What are gift and estate taxes?
Estate taxes are taxes paid on assets, due upon death. All assets held
in the decedent's name alone, or the fractional portion of ownership for
anything owned in common with another, must be accounted for with a
date of death value. If the amount of assets is in excess of $5.25 MM,
there will be federal tax due at a rate of 40%. That said, there is
often a much lower threshold for state estate taxes. In NJ, the
exemption amount is only $625K. NY is $1MM. Gift
taxes are levied on gifts made during one's lifetime to loved ones. The
exemption amount at the federal level for gifts is equal to the estate
tax exemption. Both are also now "permanently" indexed for inflation
(technically Congress could change the law again). There are now two
states that have a lower exemption amount for gifts made during
lifetime: CT and MN. MN is the newest law to be passed. It will be
effective July 1, 2013.
What is a "decoupled state gift tax?"
In a decoupled state, the state enacts a gift tax that is unique from
the Federal tax rate and exemption level. MN is decoupling it's gift tax
from the $5.25MM federal exemption, joining CT as the only other gift
tax decoupled state. Many states have no gift tax exemption limit or
match the federal level.
What does it mean that gifts within 3 years of death are "clawed back into the estate?"
Generally after three years any gifts made during life cannot be
audited by the IRS having exceeded the statute of limitations.
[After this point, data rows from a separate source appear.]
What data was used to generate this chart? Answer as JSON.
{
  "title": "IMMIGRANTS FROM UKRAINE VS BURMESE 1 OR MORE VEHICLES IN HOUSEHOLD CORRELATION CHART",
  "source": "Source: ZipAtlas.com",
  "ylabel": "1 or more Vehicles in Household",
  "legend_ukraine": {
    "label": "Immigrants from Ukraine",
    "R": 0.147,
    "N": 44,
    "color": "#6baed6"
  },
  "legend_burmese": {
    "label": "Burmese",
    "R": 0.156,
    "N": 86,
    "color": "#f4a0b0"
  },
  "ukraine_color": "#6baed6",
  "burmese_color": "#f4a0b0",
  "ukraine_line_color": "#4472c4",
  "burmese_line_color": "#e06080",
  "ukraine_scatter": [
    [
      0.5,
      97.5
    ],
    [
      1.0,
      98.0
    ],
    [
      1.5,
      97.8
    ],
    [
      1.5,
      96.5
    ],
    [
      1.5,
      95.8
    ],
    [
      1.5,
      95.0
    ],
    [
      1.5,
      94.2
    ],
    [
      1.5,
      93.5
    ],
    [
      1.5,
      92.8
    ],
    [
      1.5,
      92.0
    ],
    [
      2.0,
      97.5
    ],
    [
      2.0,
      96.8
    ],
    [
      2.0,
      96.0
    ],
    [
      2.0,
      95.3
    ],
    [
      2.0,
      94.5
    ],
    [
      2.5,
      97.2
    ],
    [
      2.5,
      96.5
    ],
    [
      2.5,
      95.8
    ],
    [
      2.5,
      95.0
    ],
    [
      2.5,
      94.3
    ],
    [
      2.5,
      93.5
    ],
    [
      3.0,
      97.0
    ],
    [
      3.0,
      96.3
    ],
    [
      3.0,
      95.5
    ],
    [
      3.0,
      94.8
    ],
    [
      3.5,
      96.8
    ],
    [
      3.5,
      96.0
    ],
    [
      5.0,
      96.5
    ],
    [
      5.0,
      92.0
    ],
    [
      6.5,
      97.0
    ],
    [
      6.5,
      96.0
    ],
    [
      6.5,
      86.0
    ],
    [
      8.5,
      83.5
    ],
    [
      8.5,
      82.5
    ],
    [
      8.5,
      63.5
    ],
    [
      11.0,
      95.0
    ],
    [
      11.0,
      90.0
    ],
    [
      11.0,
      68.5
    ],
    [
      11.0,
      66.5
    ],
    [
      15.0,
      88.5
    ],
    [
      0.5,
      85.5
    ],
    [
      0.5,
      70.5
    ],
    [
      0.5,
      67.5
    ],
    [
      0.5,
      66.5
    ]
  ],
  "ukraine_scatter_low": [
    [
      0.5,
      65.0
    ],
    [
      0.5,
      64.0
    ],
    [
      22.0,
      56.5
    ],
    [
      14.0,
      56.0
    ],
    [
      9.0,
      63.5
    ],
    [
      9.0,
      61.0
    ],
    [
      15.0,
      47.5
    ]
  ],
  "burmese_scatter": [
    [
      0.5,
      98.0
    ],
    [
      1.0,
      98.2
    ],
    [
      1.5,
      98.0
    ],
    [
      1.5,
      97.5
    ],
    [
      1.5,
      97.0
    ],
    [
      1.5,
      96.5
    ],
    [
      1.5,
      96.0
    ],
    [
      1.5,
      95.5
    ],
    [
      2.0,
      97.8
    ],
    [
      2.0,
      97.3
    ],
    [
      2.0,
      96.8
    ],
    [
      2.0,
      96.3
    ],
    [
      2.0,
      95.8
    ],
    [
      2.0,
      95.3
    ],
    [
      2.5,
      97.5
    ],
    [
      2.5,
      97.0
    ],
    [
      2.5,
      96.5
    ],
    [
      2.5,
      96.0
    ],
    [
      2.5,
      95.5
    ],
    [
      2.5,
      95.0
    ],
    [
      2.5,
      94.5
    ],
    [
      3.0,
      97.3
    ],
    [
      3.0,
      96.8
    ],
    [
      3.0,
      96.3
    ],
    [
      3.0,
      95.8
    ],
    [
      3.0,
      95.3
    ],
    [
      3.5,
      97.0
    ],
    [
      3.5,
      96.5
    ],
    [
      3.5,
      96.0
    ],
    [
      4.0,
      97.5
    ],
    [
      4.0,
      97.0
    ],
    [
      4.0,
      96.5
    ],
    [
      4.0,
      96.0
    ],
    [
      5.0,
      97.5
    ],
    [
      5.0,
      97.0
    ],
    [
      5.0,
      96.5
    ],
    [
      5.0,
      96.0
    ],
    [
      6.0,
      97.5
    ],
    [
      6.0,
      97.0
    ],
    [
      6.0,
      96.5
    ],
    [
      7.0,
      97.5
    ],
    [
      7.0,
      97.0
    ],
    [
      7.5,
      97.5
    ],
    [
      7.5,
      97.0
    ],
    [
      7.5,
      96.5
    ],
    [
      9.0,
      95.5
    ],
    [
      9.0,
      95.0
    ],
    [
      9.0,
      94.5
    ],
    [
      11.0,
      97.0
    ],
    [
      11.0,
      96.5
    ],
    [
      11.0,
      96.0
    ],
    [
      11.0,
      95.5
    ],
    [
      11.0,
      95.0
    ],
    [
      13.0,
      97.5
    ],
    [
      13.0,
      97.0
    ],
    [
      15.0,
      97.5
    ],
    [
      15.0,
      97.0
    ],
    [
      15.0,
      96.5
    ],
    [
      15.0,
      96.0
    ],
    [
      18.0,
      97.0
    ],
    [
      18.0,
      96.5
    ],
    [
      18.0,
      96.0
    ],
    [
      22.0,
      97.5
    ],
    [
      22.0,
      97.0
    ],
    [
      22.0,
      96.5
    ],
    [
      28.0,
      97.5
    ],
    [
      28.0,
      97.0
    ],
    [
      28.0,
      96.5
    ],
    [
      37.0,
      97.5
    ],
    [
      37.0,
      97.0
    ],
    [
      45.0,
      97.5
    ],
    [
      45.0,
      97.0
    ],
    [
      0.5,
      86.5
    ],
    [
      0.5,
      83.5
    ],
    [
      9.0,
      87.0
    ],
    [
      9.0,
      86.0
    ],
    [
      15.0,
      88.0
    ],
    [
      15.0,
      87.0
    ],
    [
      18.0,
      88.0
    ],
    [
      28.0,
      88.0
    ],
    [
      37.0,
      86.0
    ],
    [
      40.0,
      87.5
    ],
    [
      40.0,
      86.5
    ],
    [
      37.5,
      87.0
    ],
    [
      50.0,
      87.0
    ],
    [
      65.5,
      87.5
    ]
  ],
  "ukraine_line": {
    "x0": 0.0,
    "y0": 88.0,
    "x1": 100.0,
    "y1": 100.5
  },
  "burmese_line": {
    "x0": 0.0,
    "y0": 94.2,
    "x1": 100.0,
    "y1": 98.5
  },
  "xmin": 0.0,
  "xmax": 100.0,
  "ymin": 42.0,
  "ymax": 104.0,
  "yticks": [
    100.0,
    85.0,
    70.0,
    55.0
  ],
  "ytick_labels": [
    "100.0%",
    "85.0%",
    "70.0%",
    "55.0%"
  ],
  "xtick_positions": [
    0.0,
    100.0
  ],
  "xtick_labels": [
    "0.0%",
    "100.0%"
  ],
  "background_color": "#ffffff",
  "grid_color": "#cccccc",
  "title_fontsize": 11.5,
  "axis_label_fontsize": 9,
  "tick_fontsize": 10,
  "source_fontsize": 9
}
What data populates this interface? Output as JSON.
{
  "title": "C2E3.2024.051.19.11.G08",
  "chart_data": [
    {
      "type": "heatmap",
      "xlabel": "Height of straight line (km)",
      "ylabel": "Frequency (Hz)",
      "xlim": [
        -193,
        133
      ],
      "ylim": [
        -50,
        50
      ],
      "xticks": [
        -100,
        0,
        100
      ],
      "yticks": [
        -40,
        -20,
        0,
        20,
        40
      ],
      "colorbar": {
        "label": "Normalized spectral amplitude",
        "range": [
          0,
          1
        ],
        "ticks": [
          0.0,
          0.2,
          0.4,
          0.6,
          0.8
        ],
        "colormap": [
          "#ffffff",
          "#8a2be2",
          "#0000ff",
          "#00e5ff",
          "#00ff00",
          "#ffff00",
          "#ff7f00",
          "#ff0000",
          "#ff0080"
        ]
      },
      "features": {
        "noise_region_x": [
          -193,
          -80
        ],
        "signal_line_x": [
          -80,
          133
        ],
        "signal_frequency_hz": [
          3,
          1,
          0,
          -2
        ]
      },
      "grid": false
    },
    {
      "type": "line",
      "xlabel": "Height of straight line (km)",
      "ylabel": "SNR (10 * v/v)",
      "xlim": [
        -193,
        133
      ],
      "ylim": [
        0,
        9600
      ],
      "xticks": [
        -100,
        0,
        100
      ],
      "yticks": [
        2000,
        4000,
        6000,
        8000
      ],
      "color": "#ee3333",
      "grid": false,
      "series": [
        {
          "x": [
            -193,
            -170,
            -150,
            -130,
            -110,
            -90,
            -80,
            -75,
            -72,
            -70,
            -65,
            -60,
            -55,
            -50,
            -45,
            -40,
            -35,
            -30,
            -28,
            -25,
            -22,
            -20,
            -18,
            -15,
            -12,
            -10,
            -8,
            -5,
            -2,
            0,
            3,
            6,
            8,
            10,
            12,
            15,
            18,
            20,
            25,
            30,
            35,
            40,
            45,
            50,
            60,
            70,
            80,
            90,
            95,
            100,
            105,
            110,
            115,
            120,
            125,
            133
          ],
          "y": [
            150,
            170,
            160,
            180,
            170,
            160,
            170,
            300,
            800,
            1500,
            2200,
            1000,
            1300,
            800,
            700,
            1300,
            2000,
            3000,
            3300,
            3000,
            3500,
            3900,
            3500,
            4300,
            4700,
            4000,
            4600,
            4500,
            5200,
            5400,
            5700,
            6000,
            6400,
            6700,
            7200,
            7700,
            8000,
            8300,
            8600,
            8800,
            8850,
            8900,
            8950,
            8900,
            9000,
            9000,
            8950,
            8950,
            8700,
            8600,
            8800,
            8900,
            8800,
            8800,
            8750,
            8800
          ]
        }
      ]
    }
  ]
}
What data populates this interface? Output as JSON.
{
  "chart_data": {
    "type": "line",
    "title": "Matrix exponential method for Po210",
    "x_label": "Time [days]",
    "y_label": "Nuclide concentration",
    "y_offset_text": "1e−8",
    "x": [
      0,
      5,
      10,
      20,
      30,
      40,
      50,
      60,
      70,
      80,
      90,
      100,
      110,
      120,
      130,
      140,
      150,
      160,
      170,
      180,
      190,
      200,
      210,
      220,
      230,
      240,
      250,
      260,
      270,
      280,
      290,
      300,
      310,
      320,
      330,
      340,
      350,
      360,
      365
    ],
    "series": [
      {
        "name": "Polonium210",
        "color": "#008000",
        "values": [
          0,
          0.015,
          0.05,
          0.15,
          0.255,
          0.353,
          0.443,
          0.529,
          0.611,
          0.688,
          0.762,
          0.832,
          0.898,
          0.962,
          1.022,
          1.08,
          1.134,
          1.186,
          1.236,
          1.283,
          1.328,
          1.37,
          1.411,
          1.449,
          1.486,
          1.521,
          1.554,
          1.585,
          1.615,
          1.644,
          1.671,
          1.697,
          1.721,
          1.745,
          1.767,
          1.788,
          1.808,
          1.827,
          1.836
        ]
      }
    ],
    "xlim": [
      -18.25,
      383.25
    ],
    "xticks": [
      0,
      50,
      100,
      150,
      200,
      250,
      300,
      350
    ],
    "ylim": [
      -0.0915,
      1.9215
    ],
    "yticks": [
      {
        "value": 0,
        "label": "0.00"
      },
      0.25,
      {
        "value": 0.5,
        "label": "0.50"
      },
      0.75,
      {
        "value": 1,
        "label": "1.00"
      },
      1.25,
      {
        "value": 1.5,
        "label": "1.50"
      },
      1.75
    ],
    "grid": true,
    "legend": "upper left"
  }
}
Any gifts
made within three years of a person's death in MN, after July 1 of this
year, will not be treated as a gift, but instead will be included in
the decedent's estate and will be subject to estate tax.
What are the implications for people dealing with settling an estate after a relative's death?
If someone has recently gifted assets into trust for the benefit of his
or her spouse or children and passes away after July 1, 2013, but
before the three year window has closed, those assets could be forced
back into the taxable estate for the decedent.
If you find yourself in a situation with estate or gift taxes, I encourage you to find a reputable professional to help you navigate the complicated waters!